Digging deeper, I think it’s a seamlessly integrated health and care system - it’s a place where it’s impossible to see the boundaries between the services. It’s somewhere where the idea of service relates to the full experience, not just to a particular point-of-care moment. For me, again, it’s a system where the patient feels like they are truly in control and genuinely at the centre of the system. And, it’s a place where the staff are proud to be part of the whole organisation.

How important is moving the NHS toward a paperless future?

It’s like asking: ‘How important is tarmacking the roads to the transport industry?’ It’s critical. Absolutely critical. The ability to share information about the people we serve across the health and social care system is absolutely fundamental to providing people with the service they deserve. It is, to put it another way, nigh on impossible to deliver a high quality service when information is stored on paper.

What structures, programmes and organisations exist to define and manage this change?

There are four engines that are driving the delivery of digital health and care. First there is The Department of Health and NHS England - these guys define our policy, set out strategy and provide us with the funding delivery.

The second engine is NHS Digital - the national agency charged with delivering health and care’s digital future. They’re delivering a set of products that are used nationally. They’re also defining a set of standards that govern how things deployed at a local level operate.

The third engine is more disparate: It’s all the people who work in digital health at a local level. And finally, the fourth engine is our solution suppliers and vendors.

If they all make the engine, the vehicle being driven forward is the Paperless 2020 strategy. Paperless 2020 is the National Information Board’s strategy.

At the moment it’s a very positive environment. We’ve got a national digital health strategy that makes sense all the way from Whitehall to the hospital ward.

Is Paperless 2020 a technical, a behavioural or a cultural challenge?

This goes to the heart of why this programme is so complicated. Delivering the technical solution just gets you to the start line. The behavioural and cultural challenges are far greater. Behaviourally we’ll see an erosion of the traditional organisational boundaries that exist between primary and secondary care, or between community services and social care. People will feel less bound by those constructs.

Culturally we’ll need to see a change in the way that digital solutions are adopted. At the moment you can still be a successful clinician in the health service without adopting digital good practice.

It’s still possible to operate on paper. If that carries on it’ll undermine patient safety and it’ll stop information being shared across boundaries. So, over the next five to ten years we’ll see huge cultural shifts as digital becomes more embedded.

Effective data privacy is a cornerstone of effective data sharing. How are you going to get patients onboard?

The patient engagement piece is critically important, but needn’t hold any fear for us. In a way we’re pushing on an open door. Patients certainly need to be engaged in a dialogue around why it is helpful for the care system to share their personal data.

But in my experience - and I’ve a lot of experience of working on shared record programmes - most members of the public believe this stuff is already happening. People have an open expectation that the NHS will share their information - when that sharing is done safely, securely and done to support care outcomes.

To complement that, we have some very comprehensive recommendations under the Dame Fiona Coldicott report version three. They require us to ensure that we have consent from patients to use their data and the way that we share it.

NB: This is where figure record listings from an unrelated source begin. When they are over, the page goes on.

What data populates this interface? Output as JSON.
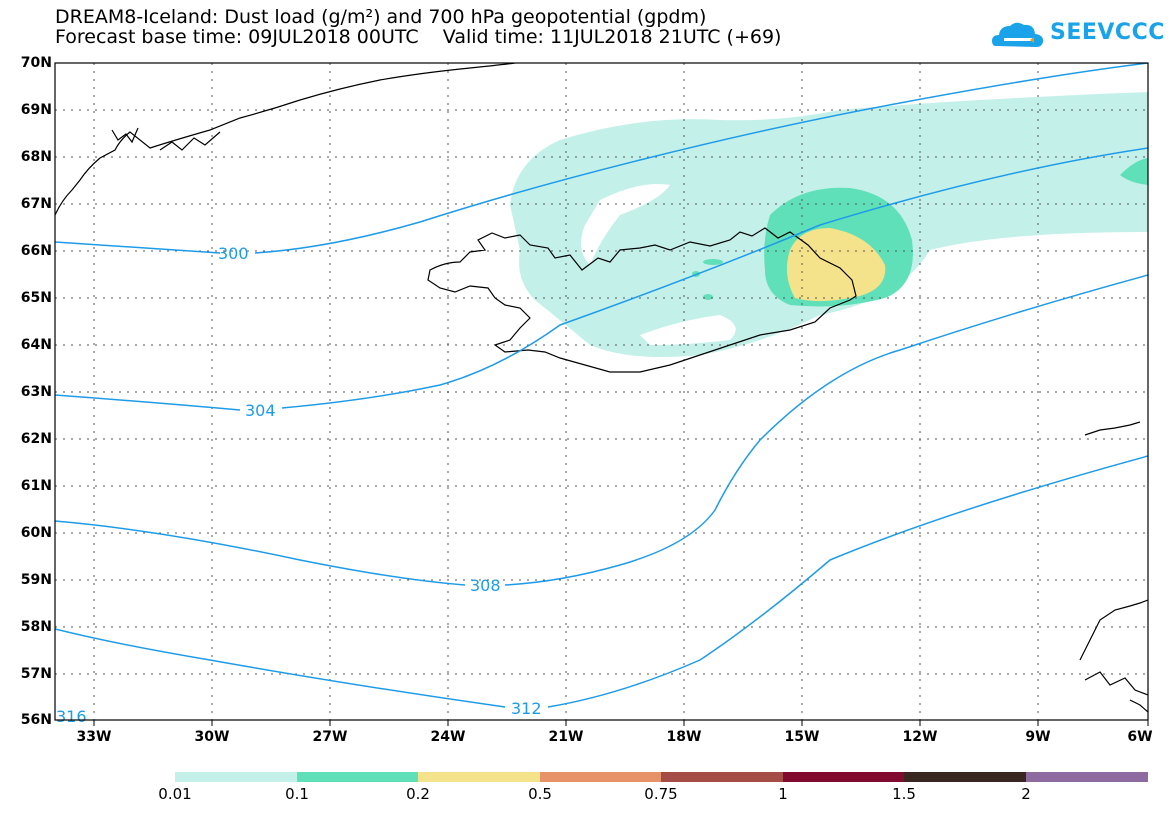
{
  "title_line1": "DREAM8-Iceland: Dust load (g/m²) and 700 hPa geopotential (gpdm)",
  "title_line2": "Forecast base time: 09JUL2018 00UTC    Valid time: 11JUL2018 21UTC (+69)",
  "logo_text": "SEEVCCC",
  "lat_labels": [
    "70N",
    "69N",
    "68N",
    "67N",
    "66N",
    "65N",
    "64N",
    "63N",
    "62N",
    "61N",
    "60N",
    "59N",
    "58N",
    "57N",
    "56N"
  ],
  "lon_labels": [
    "33W",
    "30W",
    "27W",
    "24W",
    "21W",
    "18W",
    "15W",
    "12W",
    "9W",
    "6W"
  ],
  "contour_labels": [
    "300",
    "304",
    "308",
    "312",
    "316"
  ],
  "colors": {
    "contour": "#1e9be8",
    "level1": "#c4f0ea",
    "level2": "#5fe0b8",
    "level3": "#f4e38a",
    "land_outline": "#000000"
  },
  "colorbar": {
    "colors": [
      "#c4f0ea",
      "#5fe0b8",
      "#f4e38a",
      "#e8926a",
      "#a44c45",
      "#820a2e",
      "#3a2620",
      "#8d6a9f"
    ],
    "labels": [
      "0.01",
      "0.1",
      "0.2",
      "0.5",
      "0.75",
      "1",
      "1.5",
      "2"
    ]
  }
}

How do you foresee clinician training changing in the future?

The clinical workforce that is coming through in the next generation will be a cohort of people who have lived their entire lives in a digital world. These people are digitally enlightened, digitally capable and they are digitally expectant - they’ll live and work digitally.

So, we will need to train our clinicians to use digital solutions within their professional sphere, but I don’t think that will be the challenge people fear it will be. The generation we’re looking at will frankly expect to work digitally.

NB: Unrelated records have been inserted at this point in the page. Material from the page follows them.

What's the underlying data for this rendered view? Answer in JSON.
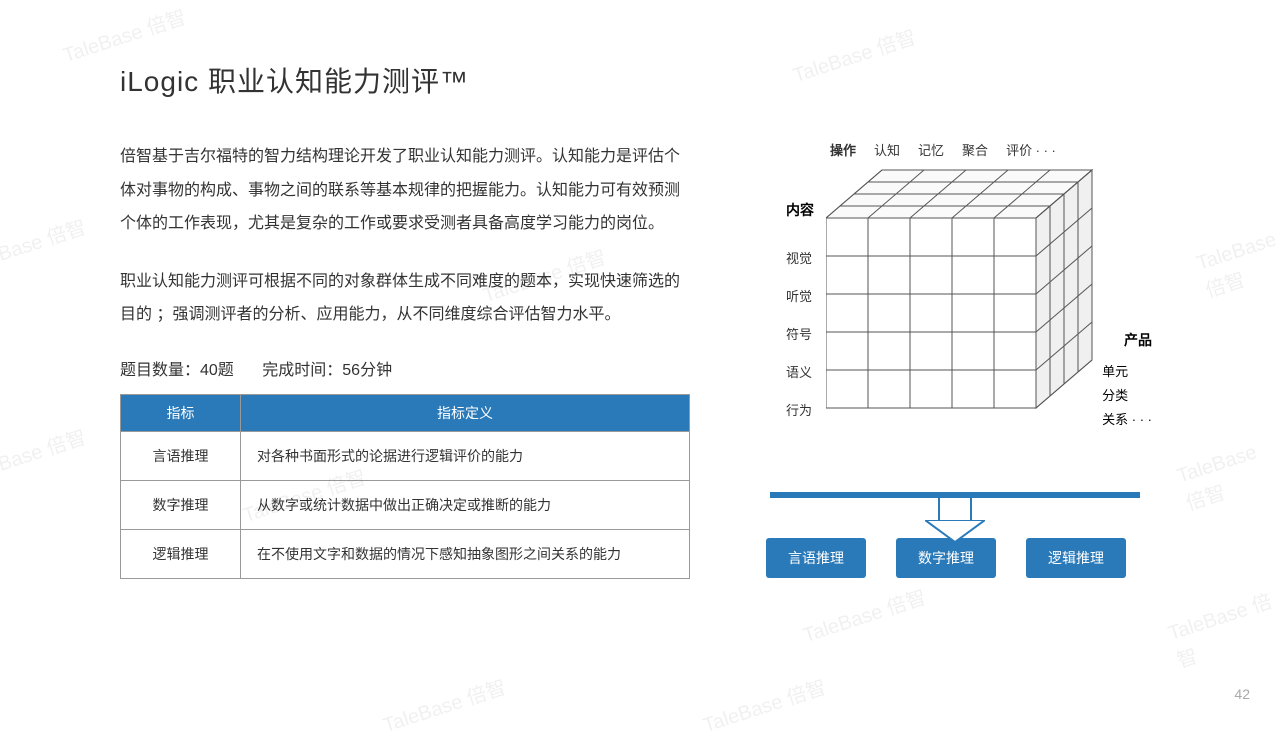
{
  "title": "iLogic 职业认知能力测评™",
  "para1": "倍智基于吉尔福特的智力结构理论开发了职业认知能力测评。认知能力是评估个体对事物的构成、事物之间的联系等基本规律的把握能力。认知能力可有效预测个体的工作表现，尤其是复杂的工作或要求受测者具备高度学习能力的岗位。",
  "para2": "职业认知能力测评可根据不同的对象群体生成不同难度的题本，实现快速筛选的目的 ；强调测评者的分析、应用能力，从不同维度综合评估智力水平。",
  "meta_count": "题目数量：40题",
  "meta_time": "完成时间：56分钟",
  "table": {
    "headers": [
      "指标",
      "指标定义"
    ],
    "rows": [
      {
        "ind": "言语推理",
        "def": "对各种书面形式的论据进行逻辑评价的能力"
      },
      {
        "ind": "数字推理",
        "def": "从数字或统计数据中做出正确决定或推断的能力"
      },
      {
        "ind": "逻辑推理",
        "def": "在不使用文字和数据的情况下感知抽象图形之间关系的能力"
      }
    ]
  },
  "cube": {
    "top_header": "操作",
    "top_labels": [
      "认知",
      "记忆",
      "聚合",
      "评价 · · ·"
    ],
    "left_header": "内容",
    "left_labels": [
      "视觉",
      "听觉",
      "符号",
      "语义",
      "行为"
    ],
    "right_header": "产品",
    "right_labels": [
      "单元",
      "分类",
      "关系 · · ·"
    ],
    "grid_cols": 5,
    "grid_rows": 5,
    "depth_steps": 4,
    "line_width": 1,
    "front_fill": "#ffffff",
    "side_fill": "#f0f0f0",
    "top_fill": "#fafafa",
    "stroke": "#555555"
  },
  "result_boxes": [
    "言语推理",
    "数字推理",
    "逻辑推理"
  ],
  "colors": {
    "accent": "#2a7ab9",
    "text": "#333333",
    "border": "#999999"
  },
  "page_number": "42",
  "watermark_text": "TaleBase 倍智"
}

Why did you take the BCS Health and Care chair?

Because I’m passionate about driving up the level of professional delivery inside the health and care system. Currently we’ve loads of talented people working their socks off, but we don’t have that structured career plan that helps them develop a future.

We don’t always have continuing professional development requirements that require people to invest time in their own development.

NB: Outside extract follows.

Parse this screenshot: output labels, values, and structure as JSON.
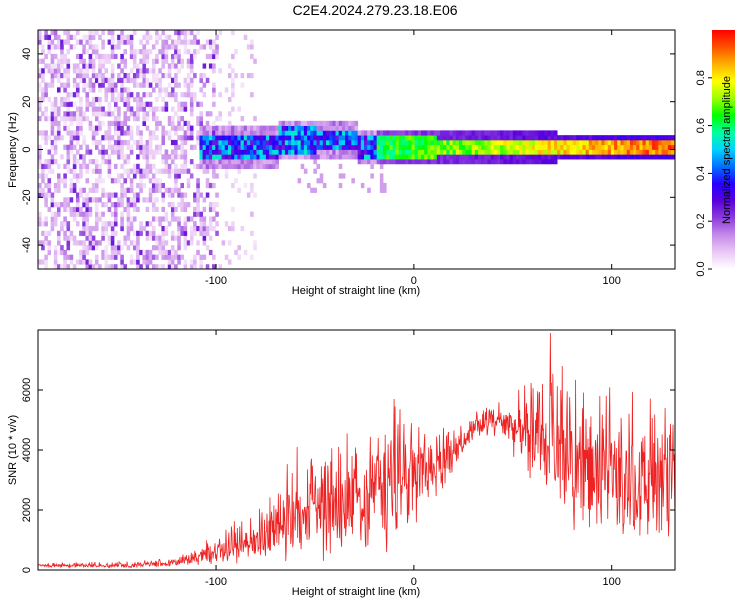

We don’t have professional registration of informatics workers. As a result we don’t always get the respect we deserve from other professionals within the health and care system - people who do, perhaps, have professional registration. So, I’m keen to be part of an organisation that can bring that digital future into being.

Ultimately, the digital future is critical. And that future needs to be in the hands of people that are professionally capable, qualified and supported to deliver.